Richard Varvill, technical director and one of the founders of Reaction Engines believes the Skylon spaceplane project is now reaching its final stages. After decades of withdrawn government support and huge technical hurdles, the tide has turned in favour of high-tech manufacturing and, more importantly, human space travel. A recent study into the Skylon’s ability to carry passengers suggests that a trip to orbit in an upright seat, for stays of up to 14 days, would cost around $500,000. Compared with the plans of some groups, Skylon’s space tourism ambitions are still relatively modest. However, the team is also looking to include an upper stage that would move out of low Earth orbit and, if successful, the project could have far wider significance.
Reaction Engines has been undergoing internal preparations for significant events, which are to be covered in their September update.

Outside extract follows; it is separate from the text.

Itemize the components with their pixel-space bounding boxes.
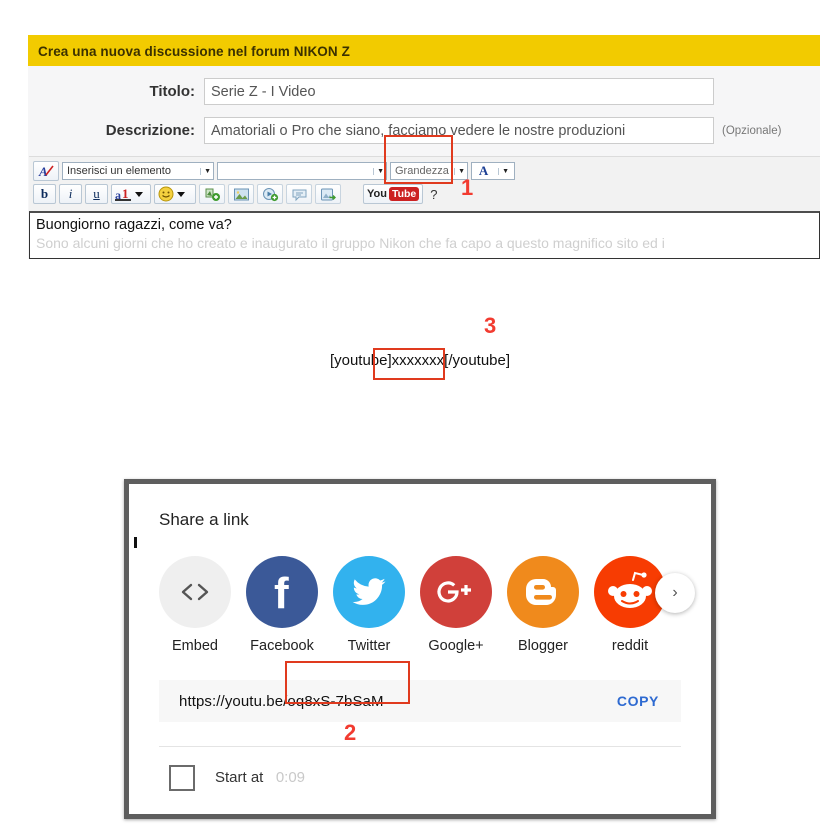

UK officials will meet next week at a special two-day workshop next week, which will investigate how it can be developed commercially.
Heat it up: Pre-cooler uses thin-wall tubes
The Skylon is based around a synergistic air-breathing rocket engine (SABRE) that uses jet propulsion to reach the edge of the Earth’s atmosphere before switching to rocket power to get into orbit. The first phase of SABRE requires air from the atmosphere to be cooled before being compressed into the engine and burned with hydrogen, while the second phase draws on liquid hydrogen and a small supply of liquid oxygen to propel the plane into space at speeds of Mach 25.
The breakthrough for Reaction Engines has been in the development of its pre-cooler system. At Mach 5, SABRE will need to cope with gases entering at temperatures reaching 1,000 degrees celcius. The pre-cooler uses thousands of small-bore thin-wall tubes, each around the width of a human hair, to drop the air temperature to -150degrees celcius in just 30ms. Back when Skylon was still a concept, the required heat exchangers for this type of pre-cooled jet engine were impossible to make, but with improvements in materials and manufacturing techniques, Varvill believes the technology has turned a corner. If all goes well, we’re hoping to run tests by the middle of 2011 in front of a Viper jet engine.